Non solo Chiesa, Roma capitale degli Ici-esenti: 3000 enti non pagano

Pubblicato il 22 Dicembre 2011 - 11:09 OLTRE 6 MESI FA

ROMA – Roma è la capitale dei renitenti all’Ici: non è solo la Chiesa ad approfittare  delle esenzioni fiscali stabilite dalla legge per gli immobili destinati ad attività assistenziali, sanitarie, previdenziali, didattiche, ricettive, culturali, ricreative e sportive. L’elenco parla da sé: dietro queste attività, diciamo con finalità sociali, c’è rappresentato lo spettro intero della “bella società”. Dai partiti politici, con le sedi ufficiali e le diverse articolazioni,  Cisl, Uil e Confindustria. Le fondazioni politiche, emanazione diretta dei big di partito. I centri di ricerca, meritoria istituzione per il progresso e lo sviluppi dietro i quali ci sono colossi industriali, le case d’alta moda, le fondazioni bancarie, le grandi banche, le grandi aziende, le società miste.

Fuori i nomi? Il dossier pubblicato da Repubblica del 22 dicembre, raccoglie parecchi dei grandi nomi celati dietro la neutra denominazione di ente. Insieme ai piccoli, specie del mondo delle associazioni. Sono circa 2800 soggetti proprietari di almeno 3500 immobili, zona franca per quanto riguarda l’Imu. I partiti hanno la dispensa a prescindere dalla normativa sulla fiscalità della casa e la ragione è ovvia. Meno ovvio perché lo sconto deve essere accordato alla fondazioni politiche, da quelle storiche come la Fondazione Fanfani, Iotti, Sturzo, Gramsci, a quelle più recenti, proliferate come funghi negli ultimi anni. Da ItalianiEuropei di Massimo D’Alema, a Cristoforo Colombo di Claudio Scajola, dalla Libera Fondazione di Giustina Destro alla Scuola Democratica di Walter Veltroni, da FareFuturo a Fede e Scienza di Buttiglione.

Nel calderone degli enti di ricerca spiccano i nomi dei colossi farmaceutici Pfizer e Serono, i grandi istituti di credito con Bnl, Credito Cooperativo, grandi aziende come Telecom Italia e Finmeccanica, le case di moda come le sorelle Fendi, Biagiotti, Capucci, Fontana. Per tutti vale la clausola ambigua della circolare del 2009 sull’esenzione Ici: “L’immobile deve essere utilizzato da un ente non commerciale” ma, continua, “gli immobili non devono avere esclusivamente natura commerciale”. La stesso scivolamento semantico di quel “no esclusivamente” che permette a una congregazione o a una confraternita di metter su alberghi e bed & breakfast senza pagare un euro di Ici a patto che nell’edificio ci sia una cappella per dire messa o un campo di calcetto per i ragazzini del quartiere.
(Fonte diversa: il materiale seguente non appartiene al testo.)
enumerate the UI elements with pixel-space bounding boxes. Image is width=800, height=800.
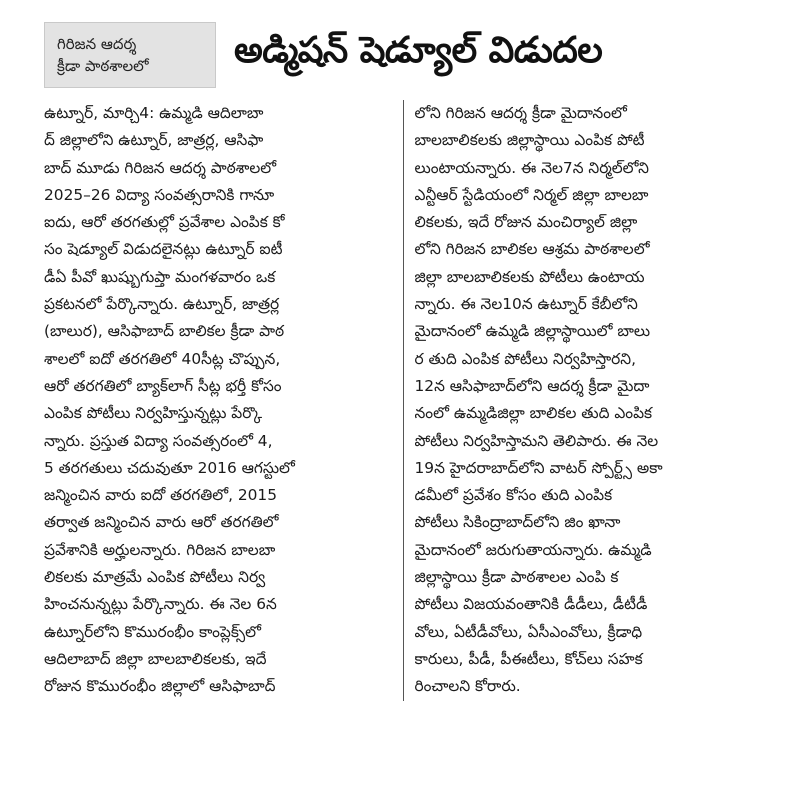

Tra le associazioni che godono del privilegio dell’esenzione ci sono lodevoli onlus e volontari ma anche una sfilza di sigle dalle più improbabili finalità. Se non fosse che drenano denaro pubblico non si capisce a quale titolo, a scorrere il campionario c’è di che sorridere. Si va dall’Associazione nazionale allevatori del cavallo da sella italiano all’Associazione romana cremazione, dagli allevatori razze charolaise a una non meglio identificata dedicata alle limousine. C’è spazio per tutti, dai verdurai ai fioristi, nelle 320 associazioni Ici-esenti. Meno comunque delle 601 fondazioni che, chissà perché, si riuniscono solo in centro storico. Dove l’Imu costerebbe di più. Se anche l’Italpatate, il Tennis club Parioli la pagassero.